As it was late, and I had a big day the next day, we said goodbye and parted ways. As the months passed, I never heard anything from Scott. I reached out a few times, but would rarely hear back.
New vocals, new sound
In 2017, the band went back home, rested, wrote new music, and recorded a new album, which came out in 2018. While I was disappointed that Scott (and/or the band) wasn’t interested in my proposal, I was excited and still wanted to support the band, so I bought it the album the day it was released. Again, just like the EP, the music just didn’t do it for me. It wasn’t my style…it wasn’t Skeletonwitch, at least as I knew them. It sounded different…seemed different. For the first time in about 10 years, I didn’t want to listen to the band’s new music.
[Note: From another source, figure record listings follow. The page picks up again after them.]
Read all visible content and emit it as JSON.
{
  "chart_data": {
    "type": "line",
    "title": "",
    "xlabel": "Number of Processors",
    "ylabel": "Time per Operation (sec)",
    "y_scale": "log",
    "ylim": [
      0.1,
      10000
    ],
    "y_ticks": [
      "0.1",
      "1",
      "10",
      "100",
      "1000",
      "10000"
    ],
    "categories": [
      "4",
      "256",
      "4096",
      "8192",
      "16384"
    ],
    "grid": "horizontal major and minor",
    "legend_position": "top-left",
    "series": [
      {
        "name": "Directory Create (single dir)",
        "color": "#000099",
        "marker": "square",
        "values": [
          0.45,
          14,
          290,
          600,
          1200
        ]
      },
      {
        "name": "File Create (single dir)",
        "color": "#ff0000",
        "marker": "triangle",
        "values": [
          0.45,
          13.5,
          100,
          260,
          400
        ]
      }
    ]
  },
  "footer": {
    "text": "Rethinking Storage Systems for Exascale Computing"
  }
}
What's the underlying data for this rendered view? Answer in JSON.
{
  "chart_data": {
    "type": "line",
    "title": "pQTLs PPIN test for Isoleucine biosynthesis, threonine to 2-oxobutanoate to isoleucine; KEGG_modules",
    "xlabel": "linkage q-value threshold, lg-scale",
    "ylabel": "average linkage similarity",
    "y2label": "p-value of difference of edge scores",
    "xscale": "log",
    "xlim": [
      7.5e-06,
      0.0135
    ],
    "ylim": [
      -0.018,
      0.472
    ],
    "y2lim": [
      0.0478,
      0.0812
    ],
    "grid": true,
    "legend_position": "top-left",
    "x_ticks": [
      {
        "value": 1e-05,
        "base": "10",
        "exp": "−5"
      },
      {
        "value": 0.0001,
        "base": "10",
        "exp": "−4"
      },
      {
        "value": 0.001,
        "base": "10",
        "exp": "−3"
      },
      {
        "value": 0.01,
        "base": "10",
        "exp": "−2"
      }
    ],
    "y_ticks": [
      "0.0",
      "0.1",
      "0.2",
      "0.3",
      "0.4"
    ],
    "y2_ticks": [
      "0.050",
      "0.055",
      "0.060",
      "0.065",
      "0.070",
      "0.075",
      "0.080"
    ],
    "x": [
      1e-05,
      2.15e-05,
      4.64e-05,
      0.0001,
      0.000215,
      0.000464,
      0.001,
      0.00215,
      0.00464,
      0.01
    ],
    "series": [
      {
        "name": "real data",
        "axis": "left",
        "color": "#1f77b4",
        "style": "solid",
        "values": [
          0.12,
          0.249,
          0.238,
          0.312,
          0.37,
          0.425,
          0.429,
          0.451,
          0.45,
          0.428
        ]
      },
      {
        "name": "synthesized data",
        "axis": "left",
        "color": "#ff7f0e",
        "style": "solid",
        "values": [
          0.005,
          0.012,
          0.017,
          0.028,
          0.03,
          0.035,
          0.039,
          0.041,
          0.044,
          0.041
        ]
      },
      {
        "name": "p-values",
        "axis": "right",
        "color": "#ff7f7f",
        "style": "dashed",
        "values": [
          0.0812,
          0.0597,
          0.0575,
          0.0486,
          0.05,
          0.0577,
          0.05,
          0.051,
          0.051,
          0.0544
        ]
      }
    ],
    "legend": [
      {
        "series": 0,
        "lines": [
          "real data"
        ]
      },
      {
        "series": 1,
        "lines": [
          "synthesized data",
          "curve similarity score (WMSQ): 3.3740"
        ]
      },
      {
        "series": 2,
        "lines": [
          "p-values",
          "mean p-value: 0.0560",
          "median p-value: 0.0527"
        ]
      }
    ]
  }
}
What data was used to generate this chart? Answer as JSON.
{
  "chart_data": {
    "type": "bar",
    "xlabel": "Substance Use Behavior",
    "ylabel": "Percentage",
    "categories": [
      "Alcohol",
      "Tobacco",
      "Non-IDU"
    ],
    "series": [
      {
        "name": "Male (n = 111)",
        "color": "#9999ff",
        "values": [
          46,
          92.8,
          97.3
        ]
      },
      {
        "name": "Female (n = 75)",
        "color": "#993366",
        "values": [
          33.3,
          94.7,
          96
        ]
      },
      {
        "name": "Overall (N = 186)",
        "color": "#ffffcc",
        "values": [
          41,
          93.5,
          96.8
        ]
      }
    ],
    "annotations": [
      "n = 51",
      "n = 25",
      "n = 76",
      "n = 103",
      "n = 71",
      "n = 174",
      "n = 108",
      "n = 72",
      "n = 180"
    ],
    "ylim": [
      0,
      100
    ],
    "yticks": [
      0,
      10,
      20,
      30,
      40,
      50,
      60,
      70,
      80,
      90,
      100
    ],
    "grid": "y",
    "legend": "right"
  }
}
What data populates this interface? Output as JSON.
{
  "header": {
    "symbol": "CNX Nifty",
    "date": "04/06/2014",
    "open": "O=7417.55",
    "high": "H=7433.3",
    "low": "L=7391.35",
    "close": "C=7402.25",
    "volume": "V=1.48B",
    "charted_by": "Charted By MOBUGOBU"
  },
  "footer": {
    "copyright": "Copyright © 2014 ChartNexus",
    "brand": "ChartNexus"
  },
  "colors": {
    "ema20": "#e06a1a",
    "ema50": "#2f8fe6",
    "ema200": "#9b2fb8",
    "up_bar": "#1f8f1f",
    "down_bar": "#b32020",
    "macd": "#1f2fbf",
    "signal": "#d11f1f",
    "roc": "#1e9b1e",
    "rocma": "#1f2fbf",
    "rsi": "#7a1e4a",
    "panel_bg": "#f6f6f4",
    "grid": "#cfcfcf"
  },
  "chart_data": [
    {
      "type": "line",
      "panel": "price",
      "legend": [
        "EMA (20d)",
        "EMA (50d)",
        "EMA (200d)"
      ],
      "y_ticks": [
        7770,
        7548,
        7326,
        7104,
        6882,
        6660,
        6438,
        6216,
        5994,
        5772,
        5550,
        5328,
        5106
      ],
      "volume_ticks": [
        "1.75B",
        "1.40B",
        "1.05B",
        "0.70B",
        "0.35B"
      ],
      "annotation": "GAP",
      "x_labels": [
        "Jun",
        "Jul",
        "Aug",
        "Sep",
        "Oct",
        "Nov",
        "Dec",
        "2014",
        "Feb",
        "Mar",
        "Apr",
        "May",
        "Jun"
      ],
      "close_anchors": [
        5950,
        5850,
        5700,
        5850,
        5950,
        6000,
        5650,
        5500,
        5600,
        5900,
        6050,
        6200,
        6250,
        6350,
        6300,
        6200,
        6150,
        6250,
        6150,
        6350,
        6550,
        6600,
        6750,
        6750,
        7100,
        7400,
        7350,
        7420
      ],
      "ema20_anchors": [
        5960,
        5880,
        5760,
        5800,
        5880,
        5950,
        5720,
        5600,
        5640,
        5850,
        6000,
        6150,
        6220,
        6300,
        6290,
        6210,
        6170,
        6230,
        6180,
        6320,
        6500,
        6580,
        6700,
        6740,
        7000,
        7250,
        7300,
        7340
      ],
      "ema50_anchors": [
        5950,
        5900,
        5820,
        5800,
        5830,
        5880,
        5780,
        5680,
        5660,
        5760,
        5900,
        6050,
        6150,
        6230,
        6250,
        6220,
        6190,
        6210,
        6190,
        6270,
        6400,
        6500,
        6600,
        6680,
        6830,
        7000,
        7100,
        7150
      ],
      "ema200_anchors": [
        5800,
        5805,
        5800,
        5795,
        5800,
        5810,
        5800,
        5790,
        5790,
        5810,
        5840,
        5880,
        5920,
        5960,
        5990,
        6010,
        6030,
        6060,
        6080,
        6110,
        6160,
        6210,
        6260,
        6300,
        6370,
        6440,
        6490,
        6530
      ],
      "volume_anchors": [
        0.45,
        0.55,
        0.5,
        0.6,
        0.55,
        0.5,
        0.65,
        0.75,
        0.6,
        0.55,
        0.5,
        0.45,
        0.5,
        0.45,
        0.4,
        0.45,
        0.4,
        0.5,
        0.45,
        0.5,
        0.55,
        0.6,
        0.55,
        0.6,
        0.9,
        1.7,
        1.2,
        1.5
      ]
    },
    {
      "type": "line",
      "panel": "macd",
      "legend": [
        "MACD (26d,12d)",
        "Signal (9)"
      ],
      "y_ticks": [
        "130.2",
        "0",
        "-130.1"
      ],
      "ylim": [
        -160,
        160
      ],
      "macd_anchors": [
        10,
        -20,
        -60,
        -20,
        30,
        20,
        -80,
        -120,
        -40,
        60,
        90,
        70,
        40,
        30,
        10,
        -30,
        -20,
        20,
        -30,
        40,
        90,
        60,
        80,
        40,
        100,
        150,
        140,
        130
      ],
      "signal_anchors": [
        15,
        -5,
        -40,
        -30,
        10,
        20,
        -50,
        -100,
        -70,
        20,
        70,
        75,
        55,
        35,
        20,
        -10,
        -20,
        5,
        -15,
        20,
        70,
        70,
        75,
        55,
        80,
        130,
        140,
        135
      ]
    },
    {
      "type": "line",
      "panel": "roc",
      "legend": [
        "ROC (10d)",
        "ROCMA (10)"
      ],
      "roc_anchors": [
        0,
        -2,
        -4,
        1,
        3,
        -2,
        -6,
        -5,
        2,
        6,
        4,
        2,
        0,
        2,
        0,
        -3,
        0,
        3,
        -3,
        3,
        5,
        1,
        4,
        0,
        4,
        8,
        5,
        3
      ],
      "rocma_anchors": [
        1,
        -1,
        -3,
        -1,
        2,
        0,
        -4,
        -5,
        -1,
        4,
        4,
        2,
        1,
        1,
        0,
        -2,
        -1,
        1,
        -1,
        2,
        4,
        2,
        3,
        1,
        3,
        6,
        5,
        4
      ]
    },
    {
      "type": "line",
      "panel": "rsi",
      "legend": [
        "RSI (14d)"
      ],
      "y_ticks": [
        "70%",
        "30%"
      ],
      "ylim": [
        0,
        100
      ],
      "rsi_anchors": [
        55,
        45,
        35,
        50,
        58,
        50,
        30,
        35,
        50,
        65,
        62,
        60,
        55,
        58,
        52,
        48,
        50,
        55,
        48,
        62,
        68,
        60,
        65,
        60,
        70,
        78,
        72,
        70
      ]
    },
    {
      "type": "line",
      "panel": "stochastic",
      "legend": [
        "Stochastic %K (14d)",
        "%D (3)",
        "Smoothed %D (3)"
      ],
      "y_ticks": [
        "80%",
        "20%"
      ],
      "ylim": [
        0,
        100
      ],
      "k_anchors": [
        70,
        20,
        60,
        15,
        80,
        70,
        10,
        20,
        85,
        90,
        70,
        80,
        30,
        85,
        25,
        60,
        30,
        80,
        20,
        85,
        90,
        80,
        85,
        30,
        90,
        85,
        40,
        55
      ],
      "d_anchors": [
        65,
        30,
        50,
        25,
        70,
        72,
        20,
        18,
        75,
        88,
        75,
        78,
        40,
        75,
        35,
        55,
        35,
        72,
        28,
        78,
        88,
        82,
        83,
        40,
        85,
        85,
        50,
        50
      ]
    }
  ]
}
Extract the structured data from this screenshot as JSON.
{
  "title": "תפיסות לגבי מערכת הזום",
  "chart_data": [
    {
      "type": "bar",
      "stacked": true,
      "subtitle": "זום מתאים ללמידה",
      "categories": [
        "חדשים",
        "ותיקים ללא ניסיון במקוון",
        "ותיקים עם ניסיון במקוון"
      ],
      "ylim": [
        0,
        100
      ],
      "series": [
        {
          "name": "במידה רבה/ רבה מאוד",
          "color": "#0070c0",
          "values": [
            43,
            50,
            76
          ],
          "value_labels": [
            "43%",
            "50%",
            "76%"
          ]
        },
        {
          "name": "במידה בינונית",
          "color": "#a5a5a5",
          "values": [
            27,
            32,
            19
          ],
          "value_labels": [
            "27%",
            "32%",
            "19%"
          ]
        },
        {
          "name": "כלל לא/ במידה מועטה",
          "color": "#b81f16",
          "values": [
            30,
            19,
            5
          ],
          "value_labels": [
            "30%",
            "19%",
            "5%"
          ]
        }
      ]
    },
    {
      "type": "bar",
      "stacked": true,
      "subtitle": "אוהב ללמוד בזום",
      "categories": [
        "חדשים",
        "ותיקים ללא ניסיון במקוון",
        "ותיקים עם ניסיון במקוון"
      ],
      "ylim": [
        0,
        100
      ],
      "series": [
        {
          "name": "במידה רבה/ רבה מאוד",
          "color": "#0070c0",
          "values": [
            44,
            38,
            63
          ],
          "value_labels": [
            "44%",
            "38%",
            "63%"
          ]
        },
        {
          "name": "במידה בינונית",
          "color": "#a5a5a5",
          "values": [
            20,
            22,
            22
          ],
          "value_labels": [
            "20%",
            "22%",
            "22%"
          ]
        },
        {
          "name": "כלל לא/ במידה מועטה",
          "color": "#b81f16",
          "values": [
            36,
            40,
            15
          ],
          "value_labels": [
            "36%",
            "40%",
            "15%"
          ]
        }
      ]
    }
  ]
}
Despite my lack of interest, the new album, Devouring Radiant Light, was praised by a lot of the metal music industry for evolving into something more than thrash metal. But I didn’t care for it, and Dustin might not have been into it either, as he left the bandshortly before the new album was released. “It was time for me to slow down,” he texted me when I asked him about his departure. “But things are good.” (Dustin is now married, an Indianapolis DJ, and the frontman of an emerging band called Sacred Leather.)
From the Skeletonwitch I originally knew, it was now 40% different. But it wasn’t just the members who were different, Scott had changed, too. Around this time, he broke up with his girlfriend, left Athens, Ohio, and moved to Brooklyn before settling in Los Angeles. He stopped smoking and became a marathon runner, a chronicle of his own that you can read about in Decibel Magazine.
In the interview, Scott said, “I had this major life change and moved out into my own place and started doing my own thing. I found confidence and started writing so much more music. My creative side and running became weirdly linked. I would go for these runs and listen to what I was writing, which was the majority of [the new album].” I was truly happy for Scott, as it was clear he was growing personally and professionally.
And that was the new Skeletonwitch. A black metal vocalist takes over for the alcoholic, abusive original, whose brother was still in the band (and I can only imagine that plagued him to some degree). The drummer quit for a more steady life. The former chain-cigarette-smoking, marijuana-toking left-handed shredder became a creative long-distance runner.
The band changed, but I didn’t want them to. I wanted fast speed and thrash metal with death metal lyrics that would make you laugh if you tried to take them seriously. I didn’t want lyrics with meaning and new chord progressions. But, as they say, doing the same thing over and over again expecting a different result is the definition of insanity. For the band to keep attracting new fans and grow personally and professionally, they had to evolve, and I respected them for doing so.
When the band toured in 2019, for the first time I decided not to see them live and am not sure if I will again. And that’s okay.
In the end
I obviously never ended up writing a book on Skeletonwitch, although I wrote and published a book of my own stories, and much of the Skeletonwitch story ended up being chronicled in the Pitchfork article anyway. So this post is a version story I wanted to tell, albeit much shorter and much less than I wanted it to be.
Going forward, I probably won’t listen to the band’s new music and I probably won’t see them in concert again. That said, I’m sure I’ll always listen to the old Skeletonwitch and play along on my guitars and drums as best I can, and I’ll snuggle on my couch with my wife and daughter underneath the my quilted blanket comprising 16 Skeletonwitch t-shirts that my wife got for me as a present.
To the current and former members of Skeletonwitch, I wish you all the best in the world. Thank you for a great 10 years of music and fun, including at least 15 shows in six states and two countries (and two continents, for that matter.) I’ll never forget those incredible times I “worshiped the ‘Witch.”